The Giants will get Aaron Robinson back, but injuries have held him down. Sliding back into the slot may be the preferred destination, given Darnay Holmes’s struggles in coverage this past season.

If Schoen is looking to spend money, targeting Baltimore Ravens corner, Marcus Peters, could fit the bill. Given he has years of experience with Wink Martindale, the known ball hawk could be a nice addition opposite Adoree.

Per PFF, Peters is one of the best CB options on the free agent market, and he’s a perfect fit in Wink Martindale’s defense.

One of the league’s premier interception hawks at cornerback, Peters failed to record multiple picks for the first time in his career. The soon-to-be 30-year-old suffered a calf strain in December that sidelined him for the final three weeks of the regular season, but this was just his first season outside of 2021 where he didn’t log at least 900 snaps.

What would Marcus Peters bring to the Giants?

In 2022, Peters logged 791 total snaps, giving up 559 yards, five touchdowns, and recorded one interception.

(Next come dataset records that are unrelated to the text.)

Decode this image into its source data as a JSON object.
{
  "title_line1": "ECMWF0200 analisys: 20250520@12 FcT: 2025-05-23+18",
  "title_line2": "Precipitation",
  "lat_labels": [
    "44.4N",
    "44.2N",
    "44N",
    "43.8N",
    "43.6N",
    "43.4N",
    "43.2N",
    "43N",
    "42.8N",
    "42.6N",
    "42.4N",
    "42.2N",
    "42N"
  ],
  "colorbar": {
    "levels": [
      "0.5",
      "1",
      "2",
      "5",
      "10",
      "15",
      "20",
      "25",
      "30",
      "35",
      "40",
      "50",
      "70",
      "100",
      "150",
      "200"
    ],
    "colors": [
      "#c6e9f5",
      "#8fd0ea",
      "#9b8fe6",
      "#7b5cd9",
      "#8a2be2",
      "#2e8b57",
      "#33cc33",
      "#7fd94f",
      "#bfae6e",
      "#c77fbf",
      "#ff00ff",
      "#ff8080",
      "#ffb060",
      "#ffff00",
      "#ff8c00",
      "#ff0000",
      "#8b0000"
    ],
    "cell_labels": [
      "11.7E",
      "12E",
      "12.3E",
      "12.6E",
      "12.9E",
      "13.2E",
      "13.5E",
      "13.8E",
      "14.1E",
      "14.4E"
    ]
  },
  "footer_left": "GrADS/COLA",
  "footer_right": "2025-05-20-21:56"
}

Considering he’s never recorded less than three interceptions in his career, his most recent season is an anomaly.

With that being said, at 30 years old, Peters is certainly heading toward the back end of his prime but still has plenty of value as a CB2. Given his experience in a heavy man coverage scheme, Wink may love to have one of his former players that has helped lock down receivers for a long time.

Good man coverage corners and a quality free safety in Xavier McKinney would allow Wink to open up his blitz packages and put pressure on opposing quarterbacks.

Spotrac has Peters at a $9.8 million market value in terms of average annual salary. They have him signing a two-year, $19.8 million deal, and for $10 million, it might be worthwhile to spend a bit and lock down a key position on the defensive side. Alternatively, going after a quality linebacker could be in the cards, which we turn our direction toward Tremaine Edmunds of the Bills or even David Long from the Tennessee Titans.

As aforementioned, the Giants have plenty of needs and, unfortunately, don’t have unlimited capital. They will solve a few spots through the draft, but they have no choice but to spend some money on key positions via free agency.